TNF-α can be produced by infected cells and/or activated non-infected macrophages. The activated macrophages can produce nitric oxide besides of TNF-α, which inhibits invasion of sporozoites to host cells, and preventing the proliferation of infected cells and finally causes schizont infected cell apoptosis (43).

The protective immune responses against obligatory intracellular protozoan parasites such as Leishmania and Toxoplasma have been identified by Th1 cell responses (44). The protective immunological responses in bovine theileriosis looks like as those intracellular parasites such as Leishmania and Toxoplasma by production of cytokines such as IFN-γ and TNF-α for activation of infected macrophages (44,45).

Therefore, the control of tropical theileriosis depends on the application of tick control measures as well as on vaccination by live attenuated schizont infected cell line, the later might be enough for fully control of the disease (45-49).

However many published immunization trials are indicating that attenuated vaccines against tropical theileriosis are the only way for disease control and not a means for infection eradication since piroplasms are still abundantly produced in challenged vaccinated calves (50-53).

There is a concern for the possibility of continuing the life cycle of protozoa in the field via live attenuated vaccination. This is probably not a problem where fully attenuated cell lines are used as these do not produce the infected erythrocyte stage and so transmission cannot occur. Hence, the disease cannot be spread via engorged tick vectors on healthy vaccinated cattle to unvaccinated animal (15, 54).

Furthermore, the vaccinated cattle are engendering robust protection against wild T. annulata strains due to desirable immunity. Since, there is a considerable cross-protection among different strains of T. annulata in vaccinated and recovered animals, thus the vaccine might theoretically create enough protection against homologous parasite strains in the field (16, 55).

In recent years, subunit vaccines have been focused on surface antigens (recombinant SPAG1 and Tams1 surface antigens of T. annulata sporozoites and merozoites, respectively). The sporozoite antigen (SPAG1) has been identified as a costimulating recombinant protein with live attenuated vaccine for improving the level of protection against Theileria infection (53).

Here in this study, while the challenge strain was not available for evaluation of vaccine efficacy, the study was designed based on immunological parameters by using CMI specific assays to measure the relevant CMI cytokines specifically TNF-α that is important in provoking the CTL response and DTH as specific in vivo CMI assay.

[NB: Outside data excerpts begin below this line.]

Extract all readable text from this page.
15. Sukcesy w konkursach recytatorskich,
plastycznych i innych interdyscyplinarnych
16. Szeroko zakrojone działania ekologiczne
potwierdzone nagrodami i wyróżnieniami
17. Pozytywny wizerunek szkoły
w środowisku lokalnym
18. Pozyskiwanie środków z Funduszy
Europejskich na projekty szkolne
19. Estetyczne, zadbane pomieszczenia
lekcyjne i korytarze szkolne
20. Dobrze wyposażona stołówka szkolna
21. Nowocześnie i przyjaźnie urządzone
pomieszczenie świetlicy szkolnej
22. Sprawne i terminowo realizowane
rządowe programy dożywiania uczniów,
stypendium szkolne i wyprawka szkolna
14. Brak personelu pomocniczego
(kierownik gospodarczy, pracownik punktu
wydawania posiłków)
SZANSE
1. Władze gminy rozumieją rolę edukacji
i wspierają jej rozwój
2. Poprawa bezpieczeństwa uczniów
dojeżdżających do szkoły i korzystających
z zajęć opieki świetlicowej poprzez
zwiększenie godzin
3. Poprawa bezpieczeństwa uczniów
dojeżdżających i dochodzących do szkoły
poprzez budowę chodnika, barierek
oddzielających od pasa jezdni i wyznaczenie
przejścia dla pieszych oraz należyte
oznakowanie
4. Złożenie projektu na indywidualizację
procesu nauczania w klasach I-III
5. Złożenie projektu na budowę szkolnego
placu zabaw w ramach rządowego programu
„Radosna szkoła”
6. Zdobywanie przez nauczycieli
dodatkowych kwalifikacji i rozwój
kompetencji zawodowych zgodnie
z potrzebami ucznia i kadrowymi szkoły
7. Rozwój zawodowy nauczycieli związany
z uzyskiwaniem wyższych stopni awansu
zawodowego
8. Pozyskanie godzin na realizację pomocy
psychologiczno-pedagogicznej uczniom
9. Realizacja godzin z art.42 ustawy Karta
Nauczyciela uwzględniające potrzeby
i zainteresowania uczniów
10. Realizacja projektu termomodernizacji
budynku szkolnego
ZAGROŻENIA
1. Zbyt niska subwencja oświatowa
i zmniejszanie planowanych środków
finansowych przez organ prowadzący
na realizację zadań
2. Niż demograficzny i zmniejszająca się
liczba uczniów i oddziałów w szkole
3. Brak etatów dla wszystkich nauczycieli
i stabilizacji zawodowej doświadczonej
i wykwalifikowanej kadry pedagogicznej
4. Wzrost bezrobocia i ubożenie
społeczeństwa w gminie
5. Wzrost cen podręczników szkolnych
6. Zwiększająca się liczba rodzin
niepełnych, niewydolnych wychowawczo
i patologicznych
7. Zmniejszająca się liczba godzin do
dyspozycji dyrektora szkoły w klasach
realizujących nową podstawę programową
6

In addition, one must also consider the possibility of transferring other diseases by the use of such vaccine, although this could be eliminated by appropriate screening (if available). However, the good manufacturing practice (GMP) rules remove this important point by seed lot system and master seed examining for important bovine viral infectious particles by supplementary tests as the Razi quality assurance system does.

The achieved results in the present study, clearly demonstrated there are comparable immunological responses in susceptible cattle that vaccinated with two aerobic bioreactor and flask tropical theileriosis vaccines. Here we have used two important immune assays for better understanding the cell mediated immunity in examined animals by in vivo Theilerin (DTH) and TNF-α assay as an in vitro test. The comparable immunological results obtained in both two vaccines have determined the satisfactory evidences of immunity to theileriosis.

Conclusion

Iranian S15 vaccine strain cell line was successfully cultivated in aerobic bioreactor system. The comparable immune responses achieved by in vitro and in vivo immunological assays from both bioreactor and flask vaccines verified the satisfactory immunity for advance mass vaccination in the field.